Retraites : débat entre deux non fonctionnaires


par  G. G., P. VINCENT
Publication : juillet 2003
Mise en ligne : 16 novembre 2006

Dans le courrier de notre précédent numéro, M-L Duboin, pour la rédaction, avait répondu à G. G., de Corenc. Mais celui-ci revient à la charge, voyant dans notre constestation du projet Raffarin de réforme des retraites un réflexe de fonctionnaire, c’est-à-dire d’un de ces privilégiés qui ne cherchent qu’à défendre leurs privilèges. Cette interprétation a choqué Paul Vincent qui, n’ayant jamais été fonctionnaire, a souhaité lui répondre :

Je suis effaré, moi aussi, de votre incompréhension au sujet des différences de régime des retraites public/privé. Je cois que les fonctionnaires vivent dans une bulle, leur seule excuse étant de ne pas se rendre compte.

Encore une fois il ne s’agit pas pour le moment de l’E.D., mais de la fracture sociale qui va devenir destructrice.

Etes-vous prêt(s) à compenser sur vos deniers :

— les 15% que nous avons perdus depuis 15 ans parce que nos retraites sont indexées à peine sur les prix au lieu des salaires dans la fonction publique ?

— la différence entre les 12 % de cotisation du privé (sur les salaires pour la CRAM et les complémentaires) et les 7,85 % du public ?

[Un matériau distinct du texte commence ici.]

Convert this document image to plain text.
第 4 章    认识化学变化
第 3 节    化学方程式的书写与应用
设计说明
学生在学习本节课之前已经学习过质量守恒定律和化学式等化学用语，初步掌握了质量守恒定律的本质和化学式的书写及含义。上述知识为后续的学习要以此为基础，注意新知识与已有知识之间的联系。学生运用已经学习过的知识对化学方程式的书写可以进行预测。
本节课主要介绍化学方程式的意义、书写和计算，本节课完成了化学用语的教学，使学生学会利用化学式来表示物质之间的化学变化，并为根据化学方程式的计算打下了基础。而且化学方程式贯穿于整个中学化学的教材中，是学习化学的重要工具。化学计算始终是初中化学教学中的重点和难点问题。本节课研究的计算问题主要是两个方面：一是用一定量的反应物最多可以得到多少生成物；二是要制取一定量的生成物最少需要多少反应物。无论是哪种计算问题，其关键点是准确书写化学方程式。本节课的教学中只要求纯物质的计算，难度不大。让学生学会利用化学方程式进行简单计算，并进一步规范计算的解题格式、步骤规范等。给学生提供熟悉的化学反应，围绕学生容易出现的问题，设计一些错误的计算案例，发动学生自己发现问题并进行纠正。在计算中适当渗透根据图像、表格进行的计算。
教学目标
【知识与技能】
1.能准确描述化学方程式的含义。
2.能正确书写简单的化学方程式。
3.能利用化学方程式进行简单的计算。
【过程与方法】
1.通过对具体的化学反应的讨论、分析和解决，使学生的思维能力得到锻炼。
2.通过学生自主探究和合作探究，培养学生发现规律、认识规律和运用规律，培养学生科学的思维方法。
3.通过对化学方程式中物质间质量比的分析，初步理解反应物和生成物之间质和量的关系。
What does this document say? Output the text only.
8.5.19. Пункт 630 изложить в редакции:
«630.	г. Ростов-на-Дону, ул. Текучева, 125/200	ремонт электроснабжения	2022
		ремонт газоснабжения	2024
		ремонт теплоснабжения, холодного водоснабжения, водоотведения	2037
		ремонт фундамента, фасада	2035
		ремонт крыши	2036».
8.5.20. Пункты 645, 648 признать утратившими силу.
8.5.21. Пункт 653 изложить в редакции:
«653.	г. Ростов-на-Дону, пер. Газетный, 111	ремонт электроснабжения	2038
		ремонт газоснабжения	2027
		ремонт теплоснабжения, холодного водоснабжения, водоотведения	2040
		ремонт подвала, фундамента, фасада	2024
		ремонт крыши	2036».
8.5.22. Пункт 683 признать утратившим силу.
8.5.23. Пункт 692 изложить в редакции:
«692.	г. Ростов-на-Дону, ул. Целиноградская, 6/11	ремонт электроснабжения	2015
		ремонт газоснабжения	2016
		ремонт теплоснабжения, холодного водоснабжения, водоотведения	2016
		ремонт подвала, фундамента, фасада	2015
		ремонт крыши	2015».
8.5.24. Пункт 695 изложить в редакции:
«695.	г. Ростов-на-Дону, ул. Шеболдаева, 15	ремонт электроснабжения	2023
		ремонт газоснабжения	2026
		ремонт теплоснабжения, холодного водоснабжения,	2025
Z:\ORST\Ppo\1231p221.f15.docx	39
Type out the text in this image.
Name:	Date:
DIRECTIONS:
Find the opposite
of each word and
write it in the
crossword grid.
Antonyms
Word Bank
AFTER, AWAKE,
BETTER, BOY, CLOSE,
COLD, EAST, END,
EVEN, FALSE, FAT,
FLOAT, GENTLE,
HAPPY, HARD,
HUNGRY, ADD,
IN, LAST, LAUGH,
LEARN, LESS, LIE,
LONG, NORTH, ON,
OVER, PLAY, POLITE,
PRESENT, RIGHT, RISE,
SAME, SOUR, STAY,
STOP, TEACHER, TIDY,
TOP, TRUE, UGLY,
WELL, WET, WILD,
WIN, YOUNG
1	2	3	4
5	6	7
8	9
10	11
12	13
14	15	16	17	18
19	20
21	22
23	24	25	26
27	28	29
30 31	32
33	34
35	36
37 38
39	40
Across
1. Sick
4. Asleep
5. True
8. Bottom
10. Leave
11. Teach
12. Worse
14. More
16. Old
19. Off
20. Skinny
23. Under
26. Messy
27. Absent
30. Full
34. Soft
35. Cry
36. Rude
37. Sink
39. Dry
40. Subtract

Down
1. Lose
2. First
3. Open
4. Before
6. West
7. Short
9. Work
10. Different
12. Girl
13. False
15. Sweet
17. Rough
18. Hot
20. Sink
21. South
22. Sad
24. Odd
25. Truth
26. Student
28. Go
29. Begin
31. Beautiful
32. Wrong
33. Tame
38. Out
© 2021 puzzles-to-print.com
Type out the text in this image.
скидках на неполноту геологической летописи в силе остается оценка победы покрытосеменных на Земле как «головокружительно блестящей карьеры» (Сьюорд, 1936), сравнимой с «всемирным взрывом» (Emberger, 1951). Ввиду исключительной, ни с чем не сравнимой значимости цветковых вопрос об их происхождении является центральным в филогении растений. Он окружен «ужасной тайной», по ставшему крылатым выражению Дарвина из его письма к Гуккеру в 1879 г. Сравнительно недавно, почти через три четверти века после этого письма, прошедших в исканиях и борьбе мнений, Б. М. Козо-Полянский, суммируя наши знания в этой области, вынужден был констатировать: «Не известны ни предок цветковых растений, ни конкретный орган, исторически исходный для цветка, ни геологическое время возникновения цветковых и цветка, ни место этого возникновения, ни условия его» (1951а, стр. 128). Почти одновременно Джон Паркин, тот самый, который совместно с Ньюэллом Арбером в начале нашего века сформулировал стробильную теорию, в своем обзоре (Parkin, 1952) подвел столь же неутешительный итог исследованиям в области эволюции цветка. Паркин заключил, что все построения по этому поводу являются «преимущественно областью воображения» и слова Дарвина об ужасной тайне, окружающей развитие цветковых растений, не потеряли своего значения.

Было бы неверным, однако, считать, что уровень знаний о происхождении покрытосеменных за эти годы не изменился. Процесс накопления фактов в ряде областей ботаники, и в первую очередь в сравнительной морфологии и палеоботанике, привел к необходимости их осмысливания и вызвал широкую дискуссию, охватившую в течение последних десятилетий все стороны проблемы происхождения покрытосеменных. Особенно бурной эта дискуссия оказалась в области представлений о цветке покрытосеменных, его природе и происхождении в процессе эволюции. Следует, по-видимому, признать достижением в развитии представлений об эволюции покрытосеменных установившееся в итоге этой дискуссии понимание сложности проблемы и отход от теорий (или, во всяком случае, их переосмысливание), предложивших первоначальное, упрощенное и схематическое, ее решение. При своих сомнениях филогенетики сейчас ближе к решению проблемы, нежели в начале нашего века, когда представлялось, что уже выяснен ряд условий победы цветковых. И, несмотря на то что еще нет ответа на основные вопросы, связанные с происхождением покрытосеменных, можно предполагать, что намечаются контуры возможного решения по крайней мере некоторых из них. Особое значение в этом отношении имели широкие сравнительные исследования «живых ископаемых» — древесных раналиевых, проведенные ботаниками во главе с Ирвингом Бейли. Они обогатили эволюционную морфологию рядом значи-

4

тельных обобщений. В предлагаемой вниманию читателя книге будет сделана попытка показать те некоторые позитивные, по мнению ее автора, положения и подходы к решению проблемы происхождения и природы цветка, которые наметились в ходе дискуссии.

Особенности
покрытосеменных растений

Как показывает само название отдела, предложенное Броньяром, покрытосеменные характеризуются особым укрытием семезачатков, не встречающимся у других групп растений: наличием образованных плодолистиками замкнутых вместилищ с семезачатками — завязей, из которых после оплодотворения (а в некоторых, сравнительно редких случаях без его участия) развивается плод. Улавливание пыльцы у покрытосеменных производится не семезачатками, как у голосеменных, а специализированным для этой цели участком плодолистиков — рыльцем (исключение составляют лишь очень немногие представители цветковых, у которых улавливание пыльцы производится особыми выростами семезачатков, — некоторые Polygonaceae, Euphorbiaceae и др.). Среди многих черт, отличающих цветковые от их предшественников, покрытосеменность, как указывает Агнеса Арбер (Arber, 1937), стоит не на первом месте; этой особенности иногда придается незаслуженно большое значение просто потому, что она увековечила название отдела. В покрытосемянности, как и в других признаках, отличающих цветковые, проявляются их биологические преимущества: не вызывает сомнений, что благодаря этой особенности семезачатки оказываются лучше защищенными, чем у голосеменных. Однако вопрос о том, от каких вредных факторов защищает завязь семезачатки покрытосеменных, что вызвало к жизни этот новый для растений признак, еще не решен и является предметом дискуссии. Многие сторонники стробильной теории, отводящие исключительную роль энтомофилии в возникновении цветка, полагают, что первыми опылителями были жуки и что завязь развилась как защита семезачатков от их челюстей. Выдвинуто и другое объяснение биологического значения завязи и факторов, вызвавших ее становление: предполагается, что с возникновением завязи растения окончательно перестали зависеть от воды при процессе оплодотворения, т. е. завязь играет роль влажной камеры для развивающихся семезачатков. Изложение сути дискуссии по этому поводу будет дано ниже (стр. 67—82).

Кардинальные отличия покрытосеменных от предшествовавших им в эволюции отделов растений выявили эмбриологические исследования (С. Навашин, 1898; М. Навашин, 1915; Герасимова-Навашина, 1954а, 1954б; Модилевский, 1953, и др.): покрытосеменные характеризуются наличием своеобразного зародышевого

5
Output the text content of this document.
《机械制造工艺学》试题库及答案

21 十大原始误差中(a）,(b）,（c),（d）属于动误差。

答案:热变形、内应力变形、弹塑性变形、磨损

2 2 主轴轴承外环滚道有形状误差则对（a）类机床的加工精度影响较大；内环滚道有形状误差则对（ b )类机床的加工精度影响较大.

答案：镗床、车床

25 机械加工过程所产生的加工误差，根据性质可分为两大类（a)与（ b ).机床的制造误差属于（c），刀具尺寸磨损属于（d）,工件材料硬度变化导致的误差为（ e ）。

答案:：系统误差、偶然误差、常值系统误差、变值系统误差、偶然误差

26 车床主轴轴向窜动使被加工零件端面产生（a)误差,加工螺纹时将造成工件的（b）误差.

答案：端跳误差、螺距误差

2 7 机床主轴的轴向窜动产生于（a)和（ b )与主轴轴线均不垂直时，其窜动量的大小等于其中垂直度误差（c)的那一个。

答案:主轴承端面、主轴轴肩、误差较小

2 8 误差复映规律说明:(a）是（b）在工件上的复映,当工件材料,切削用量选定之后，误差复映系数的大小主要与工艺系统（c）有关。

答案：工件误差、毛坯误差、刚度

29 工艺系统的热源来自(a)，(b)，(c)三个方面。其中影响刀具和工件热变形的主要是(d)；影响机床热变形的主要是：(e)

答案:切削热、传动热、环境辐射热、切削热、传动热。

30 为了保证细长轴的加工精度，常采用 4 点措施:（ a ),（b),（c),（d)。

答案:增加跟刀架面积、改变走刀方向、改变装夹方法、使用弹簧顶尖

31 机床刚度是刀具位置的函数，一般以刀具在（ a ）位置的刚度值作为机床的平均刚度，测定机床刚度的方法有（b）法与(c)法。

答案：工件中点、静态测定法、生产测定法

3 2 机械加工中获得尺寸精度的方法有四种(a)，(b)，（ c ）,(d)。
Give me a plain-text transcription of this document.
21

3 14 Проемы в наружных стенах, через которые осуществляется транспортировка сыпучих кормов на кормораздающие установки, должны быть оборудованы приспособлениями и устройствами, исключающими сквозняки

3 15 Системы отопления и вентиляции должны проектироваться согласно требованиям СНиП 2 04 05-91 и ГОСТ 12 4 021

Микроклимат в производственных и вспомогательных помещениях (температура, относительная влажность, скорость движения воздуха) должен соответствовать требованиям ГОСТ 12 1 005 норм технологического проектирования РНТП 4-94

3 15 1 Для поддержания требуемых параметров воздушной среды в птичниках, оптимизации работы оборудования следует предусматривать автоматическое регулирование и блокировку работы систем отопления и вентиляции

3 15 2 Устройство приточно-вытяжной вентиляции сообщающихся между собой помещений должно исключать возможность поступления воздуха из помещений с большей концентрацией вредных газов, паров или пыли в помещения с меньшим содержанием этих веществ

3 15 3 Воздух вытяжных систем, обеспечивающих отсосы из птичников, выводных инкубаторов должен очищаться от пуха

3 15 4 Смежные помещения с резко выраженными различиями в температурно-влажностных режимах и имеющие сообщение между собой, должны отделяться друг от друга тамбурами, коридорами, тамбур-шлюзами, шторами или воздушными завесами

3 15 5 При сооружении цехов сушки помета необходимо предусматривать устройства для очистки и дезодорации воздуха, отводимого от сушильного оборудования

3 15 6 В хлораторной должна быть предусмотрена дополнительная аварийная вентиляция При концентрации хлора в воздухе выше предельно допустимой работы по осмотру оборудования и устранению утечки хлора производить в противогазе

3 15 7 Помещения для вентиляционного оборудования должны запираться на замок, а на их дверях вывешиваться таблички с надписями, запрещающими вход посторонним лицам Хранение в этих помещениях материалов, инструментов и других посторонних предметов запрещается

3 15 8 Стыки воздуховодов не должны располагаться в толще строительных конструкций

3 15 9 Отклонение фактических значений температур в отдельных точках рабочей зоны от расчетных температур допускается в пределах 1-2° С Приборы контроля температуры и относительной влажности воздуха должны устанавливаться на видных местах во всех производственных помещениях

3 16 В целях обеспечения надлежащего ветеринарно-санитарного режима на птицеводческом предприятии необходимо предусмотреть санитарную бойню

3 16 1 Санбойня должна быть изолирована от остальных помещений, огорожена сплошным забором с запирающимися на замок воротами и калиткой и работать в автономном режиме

— l’écart dù aux 25 années de référence pour la CRAM et la carrière totale pour les complémentaires au lieu des 6 mois !! dans la fonction publique ?

Quand Balladur nous a volés, êtes-vous descendus dans la rue ? Quand mon voisin (inspecteur de l’EN) devait partir en retraite, je lui ai demandé « Alors, c’est pour bientôt ? », « Non, m’a-t-il répondu, je fais encore 6 mois pour gagner un échelon. » J’en suis resté interloqué.

— Aujourd’hui, son gendre de l’EDF, revient tout bronzé des îles. Il est en retraite depuis 3 mois… à 50 ans !!

Comment voulez-vous que la majorité silencieuse ne soit pas révoltée ?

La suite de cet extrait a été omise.